Tiempo perdido

Tiempo perdido

Llegamos al día decisivo. Debemos elegir a las autoridades que manejarán el rumbo de la sociedad en los próximos cinco años. Sin embargo, terminamos de vivir la campaña electoral más paupérrima en décadas, carente de propuestas concretas. Una oposición atacando las fallas de los gobernantes y sin lograr estructurar propuestas viables. Todo esto nos llevará a perder una nueva oportunidad de renovación de autoridades municipales.

El periodo de campaña- normalmente utilizado para presentar a la ciudadanía planes y acciones para el desarrollo - se centró en descalificaciones personales, rivalidades partidarias marcadas por un elevado nivel de violencia política, llegando, incluso, hasta a casos de asesinatos. Una situación jamás vivida en toda la transición en el marco de campañas políticas. Ante este panorama ¿qué debemos esperar de las nuevas autoridades municipales? Nada, serán cinco años perdidos.

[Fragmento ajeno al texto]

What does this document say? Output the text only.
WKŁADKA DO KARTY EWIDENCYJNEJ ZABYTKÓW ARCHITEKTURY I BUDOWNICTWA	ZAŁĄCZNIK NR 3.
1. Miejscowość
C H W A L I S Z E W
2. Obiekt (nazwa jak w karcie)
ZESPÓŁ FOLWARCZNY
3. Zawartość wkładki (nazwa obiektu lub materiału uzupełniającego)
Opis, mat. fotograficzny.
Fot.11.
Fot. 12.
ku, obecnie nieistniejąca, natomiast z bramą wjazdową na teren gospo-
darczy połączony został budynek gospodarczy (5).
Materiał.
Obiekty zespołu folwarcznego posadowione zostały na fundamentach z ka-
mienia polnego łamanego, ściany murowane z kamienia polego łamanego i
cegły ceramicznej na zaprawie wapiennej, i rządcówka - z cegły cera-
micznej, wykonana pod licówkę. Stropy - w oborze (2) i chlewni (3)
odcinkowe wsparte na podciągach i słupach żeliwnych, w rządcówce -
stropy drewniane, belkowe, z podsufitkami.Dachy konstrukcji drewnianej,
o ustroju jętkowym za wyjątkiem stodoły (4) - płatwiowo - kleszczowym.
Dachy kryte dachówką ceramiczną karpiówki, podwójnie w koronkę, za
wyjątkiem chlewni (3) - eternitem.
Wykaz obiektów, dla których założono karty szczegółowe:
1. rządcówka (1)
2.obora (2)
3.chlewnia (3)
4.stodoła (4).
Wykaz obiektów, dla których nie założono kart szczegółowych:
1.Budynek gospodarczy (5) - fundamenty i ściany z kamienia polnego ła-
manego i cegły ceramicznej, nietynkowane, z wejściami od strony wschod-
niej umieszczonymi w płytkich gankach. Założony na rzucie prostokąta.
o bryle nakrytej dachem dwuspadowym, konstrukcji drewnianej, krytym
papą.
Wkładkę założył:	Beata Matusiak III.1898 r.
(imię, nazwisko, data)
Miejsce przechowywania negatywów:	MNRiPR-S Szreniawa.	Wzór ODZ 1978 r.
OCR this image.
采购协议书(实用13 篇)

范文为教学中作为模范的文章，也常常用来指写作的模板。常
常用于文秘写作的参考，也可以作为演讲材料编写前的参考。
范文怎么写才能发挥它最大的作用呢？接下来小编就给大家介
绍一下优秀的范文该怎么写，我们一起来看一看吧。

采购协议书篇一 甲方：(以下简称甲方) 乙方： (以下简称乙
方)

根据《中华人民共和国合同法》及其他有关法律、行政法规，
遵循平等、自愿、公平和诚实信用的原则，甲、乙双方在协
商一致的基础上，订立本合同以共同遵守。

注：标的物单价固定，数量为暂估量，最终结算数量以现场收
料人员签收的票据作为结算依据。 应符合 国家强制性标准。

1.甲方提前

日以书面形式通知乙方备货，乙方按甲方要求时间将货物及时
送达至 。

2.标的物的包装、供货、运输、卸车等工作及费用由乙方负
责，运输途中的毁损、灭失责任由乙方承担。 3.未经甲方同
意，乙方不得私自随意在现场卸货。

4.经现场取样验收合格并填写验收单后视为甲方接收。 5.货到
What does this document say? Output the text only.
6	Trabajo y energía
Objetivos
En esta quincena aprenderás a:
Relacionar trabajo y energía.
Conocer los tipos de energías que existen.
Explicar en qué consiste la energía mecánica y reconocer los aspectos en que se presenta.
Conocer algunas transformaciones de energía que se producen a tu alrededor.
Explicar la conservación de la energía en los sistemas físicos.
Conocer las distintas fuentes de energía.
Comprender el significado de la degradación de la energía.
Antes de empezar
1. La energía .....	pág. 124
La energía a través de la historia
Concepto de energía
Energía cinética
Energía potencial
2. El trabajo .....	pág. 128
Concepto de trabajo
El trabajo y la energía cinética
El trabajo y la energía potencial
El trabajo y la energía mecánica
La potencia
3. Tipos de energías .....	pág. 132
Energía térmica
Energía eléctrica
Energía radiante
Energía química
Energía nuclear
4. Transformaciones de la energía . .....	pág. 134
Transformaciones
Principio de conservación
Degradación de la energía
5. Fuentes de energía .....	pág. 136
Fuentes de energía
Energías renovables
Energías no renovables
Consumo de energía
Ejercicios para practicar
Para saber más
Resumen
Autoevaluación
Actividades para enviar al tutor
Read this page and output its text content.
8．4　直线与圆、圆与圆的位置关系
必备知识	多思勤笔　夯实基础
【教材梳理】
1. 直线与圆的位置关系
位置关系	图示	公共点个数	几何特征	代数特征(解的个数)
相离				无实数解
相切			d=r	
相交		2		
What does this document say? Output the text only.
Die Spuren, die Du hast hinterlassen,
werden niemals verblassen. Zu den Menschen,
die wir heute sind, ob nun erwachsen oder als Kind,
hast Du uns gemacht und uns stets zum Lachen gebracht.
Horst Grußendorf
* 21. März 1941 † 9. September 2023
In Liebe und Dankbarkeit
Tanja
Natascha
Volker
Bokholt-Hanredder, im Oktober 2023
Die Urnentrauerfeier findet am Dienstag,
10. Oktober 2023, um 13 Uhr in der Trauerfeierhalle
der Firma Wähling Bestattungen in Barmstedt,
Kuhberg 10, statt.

Si realmente se desea un cambio para Asunción, lo verdaderamente urgente es la creación e implementación de proyectos municipales que resulten exitosos a mediano y a largo plazo, de lo contrario todo será en vano. Nuestro espejo debe ser un municipio como Curitiba, que diseñó planes a 30 años con el objetivo de mejorar las condiciones de vida de la población, proyecto sostenido de tres pilares principales: urbanización formal, movilidad urbana y desarrollo social.

Siguiendo con rigor estos proyectos a largo plazo, una elección municipal no significará un cambio de planes, al contrario, el crecimiento será fluido. Esta proyección debe incluir a las cuestiones estructurales como son el sistema del transporte público, disposición final de residuos, desagüe pluvial, combate a la inseguridad, cuidado de los espacios verdes, promoción de los deportes, guarderías sociales; así también, se debe pensar en las mejoras de los centros culturales, mayor promoción de la lectura y creación de conservatorios de música y teatro.

Mientras las cuestiones personales, corporativas y partidarias estén sobre el interés de cada distrito y su gente, difícilmente se lleguen a concretar proyectos en pos de mejorar la calidad de vida de la ciudadanía. Más allá de quien gane una elección, el que lo haga debería cumplir con un programa previsto para la ciudad. Es hora de entender que cuando se gobierna no se improvisa.

D.D.W.S.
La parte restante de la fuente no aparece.